Tuesday, March 14, 2006

Electronic journals

Yesterday I sent a technical paper, co-written with Martin Byford, on Addictive Drug Use in a Long-Run Economic Model, to the Berkeley Electronic Press (BEP). This is not an attempt to (more than usually) spruik my work but I do want to comment on the submission process and destination which are interesting.

The BEP publishes a range of high quality economics journals including The B.E. Journals in Economic Analysis & Policy , The B.E. Journals in Macroeconomics, The B.E. Journals in Theoretical Economics , Business and Politics , The Economists' Voice , Forum for Health Economics & Policy , Global Economy Journal , Journal of Agricultural & Food Industrial Organization , Peace Economics, Peace Science and Public Policy , Review of Law & Economics , Review of Marketing Science , Studies in Nonlinear Dynamics & Econometrics . The papers here are very good – to get an idea click on The Economist’s Voice – it includes work by Posner, Heal, Kotlikoff, Stiglitz and Bernanke - big names in economics. I hope my contribution doesn’t face this sort of competition!

The submission fee was $75US and the deal is that must either pay $350US or agree to referee two papers myself (and to be fined if I default!) to get reports from two referees. For that BEP promise to provide me with an editorial decision within 70 days – not bad when the standard average waiting time to publication in academic journals is 3 years: here. Moreover, even though I had never submitted to BEP before, the whole process of submitting, paying the fee and making minor editorial changes in response to prompts took only 20 minutes.
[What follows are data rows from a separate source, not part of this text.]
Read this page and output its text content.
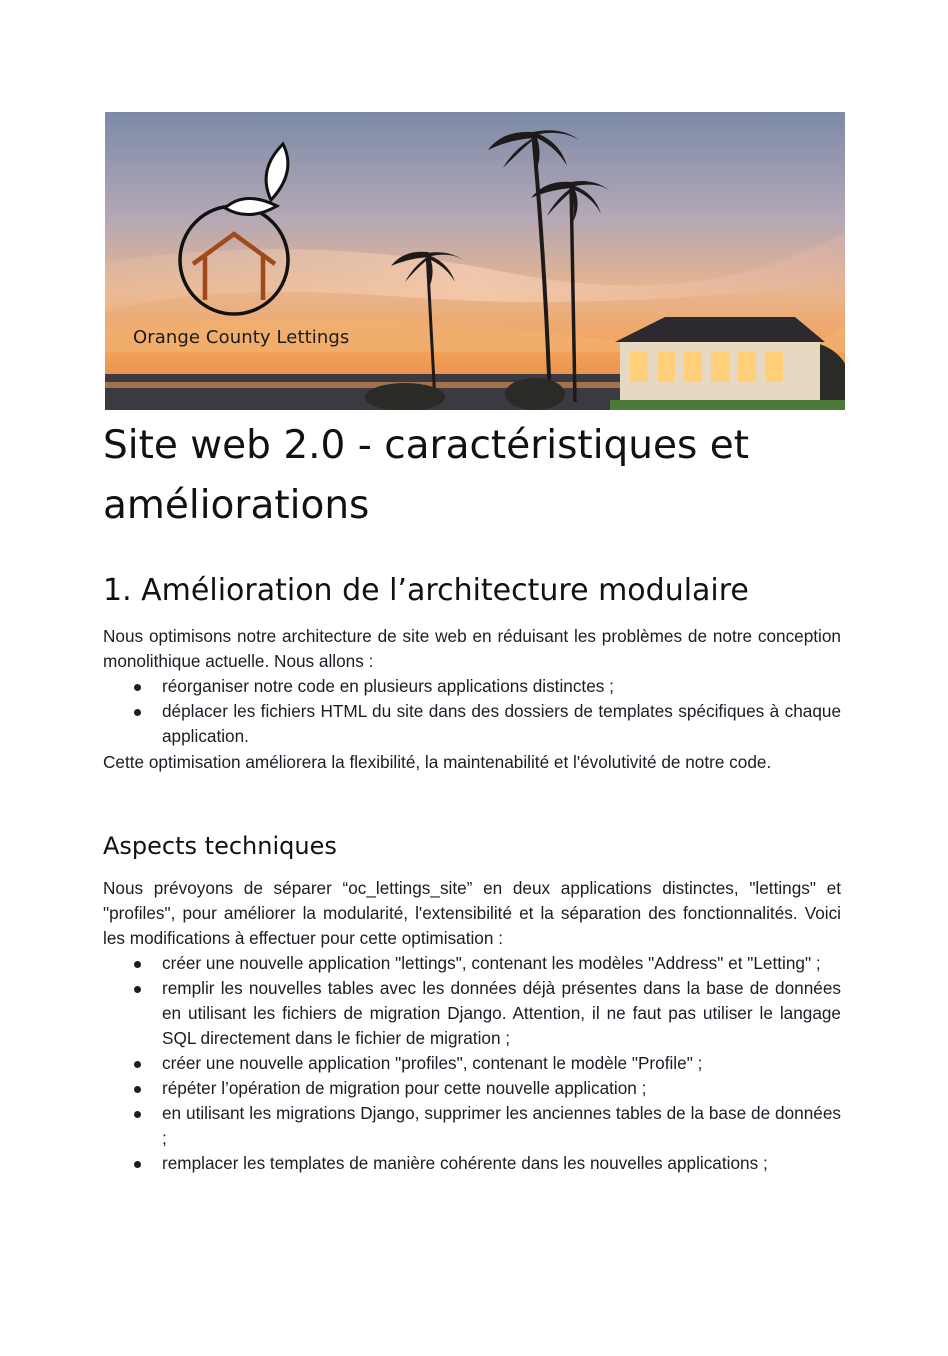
Orange County Lettings
Site web 2.0 - caractéristiques et améliorations
1. Amélioration de l’architecture modulaire

Nous optimisons notre architecture de site web en réduisant les problèmes de notre conception monolithique actuelle. Nous allons :

réorganiser notre code en plusieurs applications distinctes ;
déplacer les fichiers HTML du site dans des dossiers de templates spécifiques à chaque application.

Cette optimisation améliorera la flexibilité, la maintenabilité et l'évolutivité de notre code.

Aspects techniques

Nous prévoyons de séparer “oc_lettings_site” en deux applications distinctes, "lettings" et "profiles", pour améliorer la modularité, l'extensibilité et la séparation des fonctionnalités. Voici les modifications à effectuer pour cette optimisation :

créer une nouvelle application "lettings", contenant les modèles "Address" et "Letting" ;
remplir les nouvelles tables avec les données déjà présentes dans la base de données en utilisant les fichiers de migration Django. Attention, il ne faut pas utiliser le langage SQL directement dans le fichier de migration ;
créer une nouvelle application "profiles", contenant le modèle "Profile" ;
répéter l’opération de migration pour cette nouvelle application ;
en utilisant les migrations Django, supprimer les anciennes tables de la base de données ;
remplacer les templates de manière cohérente dans les nouvelles applications ;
While not free, subscription to these journals costs a fraction of costs of subscribing to a printed journal. Submission costs are about on par with many other journals.

Let’s get some perspective on publication costs. As BEP point out there is a cost crisis in most university libraries stemming from the monopoly pricing power, based on reputation and prestige, of large ‘for-profit’ publishing houses. For-profit publishers in economics charge around 83 cents per page of a journal article whereas not-for-profit publishers associated with universities charge around 17 cents per page: See here for data. BEP costs 36 cents.

I don’t know if my submission will be successful or not – I have received enough rejections to be somewhat philosophic. But it seems to me that groups such as BEP constitute the future of academic publishing and I am happy to support them. With the authors they currently attract, myself modestly excluded, they already provide strong competition for greedy monopolists such as Elsevier. Good.


2 comments:

Anonymous said...

Its good that some online journals have got off the ground in economics. In my field, I can think of none, despite the fact that no-one actually reads the paper versions of the journals anyway. Perhaps they should just tell people they print them.

The idea of a reviewing contract sounds good too (particularily for those of us that get endless requests), although the problem with it is that if you get poor submissions, then you are also are going to have poor reviewers too, which isn't ideal for top journals.

lucy tartan said...

I like hearing about these initiatives. The only serious drawback with electronic journals is that for many of them, once you stop paying the yearly subscription, you also lose access to the archives, whereas obviously you get to keep the print journals. If that can be got around somehow, say if readers are permitted to download issues to their own archives, then the e-journals will easily get the upper hand.